DAF 55 (1967-1972)

DAF 55 Coupé - Photo : Autobild.de

 

Publié par Philippe Baron le 17 mai 2014.

 

Parce qu’elle est automatique, la DAF 55 est rapide au démarrage. Sans changer de vitesses, la voiture bondit de 0 à 50 km/h en 5 secondes, accentue son avance jusqu’à 140 chrono, en progression puissante et continue. Quelle que soit la pente, la DAF 55 est toujours à la bonne vitesse. Elle choisit automatiquement le rapport maxi en assurant une accélération sans à-coups, sans temps mort et sans effort. Ainsi, était présentée dans une publicité de 1967 la nouvelle voiture du constructeur néerlandais.


 

En 1920, les frères hollandais Win et Hub Van Doorne fondent la Van Doorne's Automobiel Fabriek (DAF), spécialisée dans la construction de remorques pour poids lourds. Puis, en 1949, la firme d’Eindhoven produit ses premiers camions avant de se lancer sur le marché de la voiture populaire en 1955. Le premier modèle présenté au salon d’Amsterdam de février 1958 est la DAF 600 dotée d’une transmission inédite de type automatique et peu onéreuse, qu’adopteront par la suite toutes les futures DAF. Dénommé Variomatic, ce système ingénieux de variateur à courroies fonctionne sans levier de vitesse ni de pédale de gauche et autorise une infinie combinaison de rapports de démultiplication, sans aucune intervention du conducteur. Plus on accélère, plus on va vite et on ne fait que freiner pour ralentir. 


 

La transmission se fait aux roues arrière par une courroie reliant deux poulies coniques, l’une motrice, l’autre réceptrice pour chacune des roues. Chaque poulie est constituée d’un flasque mobile et d’un flasque fixe. Le flasque mobile, qui se déplace en fonction du régime moteur par la force centrifuge, permet à la courroie de se placer sur l’autre cône et de varier le rapport en fonction du diamètre de la section de cône sur lequel elle procède.
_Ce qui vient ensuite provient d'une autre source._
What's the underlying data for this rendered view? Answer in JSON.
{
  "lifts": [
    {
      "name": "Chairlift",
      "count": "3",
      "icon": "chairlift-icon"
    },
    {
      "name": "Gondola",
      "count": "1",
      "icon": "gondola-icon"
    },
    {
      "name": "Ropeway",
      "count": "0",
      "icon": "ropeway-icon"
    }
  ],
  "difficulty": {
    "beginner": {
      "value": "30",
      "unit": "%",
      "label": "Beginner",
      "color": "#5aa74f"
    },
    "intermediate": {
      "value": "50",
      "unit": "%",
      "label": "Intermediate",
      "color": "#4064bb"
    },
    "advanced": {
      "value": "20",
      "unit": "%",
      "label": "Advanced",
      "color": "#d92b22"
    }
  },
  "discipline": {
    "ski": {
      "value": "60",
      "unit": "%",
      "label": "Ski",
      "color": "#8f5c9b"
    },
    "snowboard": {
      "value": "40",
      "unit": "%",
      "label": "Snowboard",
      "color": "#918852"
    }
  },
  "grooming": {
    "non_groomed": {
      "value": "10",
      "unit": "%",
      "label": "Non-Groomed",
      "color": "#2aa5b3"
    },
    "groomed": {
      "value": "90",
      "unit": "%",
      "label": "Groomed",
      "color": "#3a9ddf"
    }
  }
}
Le changement de rapport est donc continu et progressif en fonction du régime et se fait sans à-coups, en marche avant comme en marche arrière. Les deux roues, étant entraînées indépendamment, le système fait également office de différentiel. Un système de « kick down », comme sur une transmission automatique conventionnelle, permet de relancer la voiture pour doubler ou dans les côtes en plaçant artificiellement la courroie sur un diamètre réduit du cône récepteur, donnant ainsi un rapport plus court pour transmettre davantage de puissance, jusqu’à ce que le régime ait rattrapé la différence de rapport et retrouve son rapport normal. (Extrait de l’article : DAF Daffodil 600 dans « les voitures des années 50 », éditions EPA).


Photo : Jan Barnier

 

Présentée à l’automne 1967 au Salon de Francfort, la DAF 55 est la version plus performante de la DAF 44 lancée en 1966. Elle conserve la carrosserie dessinée par Giovanni Michelotti avec quelques retouches comme une calandre élargie (pour cause de radiateur d’eau) et des feux plus volumineux. Elle est déclinée en berline 2 portes appelée coach, en break et en un élégant coupé CS en mars 1968.


1970 DAF 55 Coupé : Photo : powerpackamsterdam

 

Alors que jusqu'à présent les DAF recevaient le flat-twin de la marque, les frères Van Doorne ont, pour la 55, passé un accord avec Renault. Ainsi le 4-cylindres de 1 108 cm3 de 45 ch Din est celui des Renault 8 Major et Renault 10. Alimenté par un carburateur simple corps Solex 32 EHSA, il permet une vitesse maximale de 130km/h. La version sportive Marathon reçoit quant à elle le moteur de la Renault 8 S. 


Daf 55 Marathon Coupé - Photos : Trouwautos.nu

 

A noter qu’en 1968, Giovanni Michelotti présenta un prototype Silura sur base de DAF 55. La DAF 55 ne connaîtra pas de changements notoires jusqu’à son remplacement par la DAF 66 fin 1972. Elle aura été produite à 164 230 exemplaires dont 22 830 versions Coupé.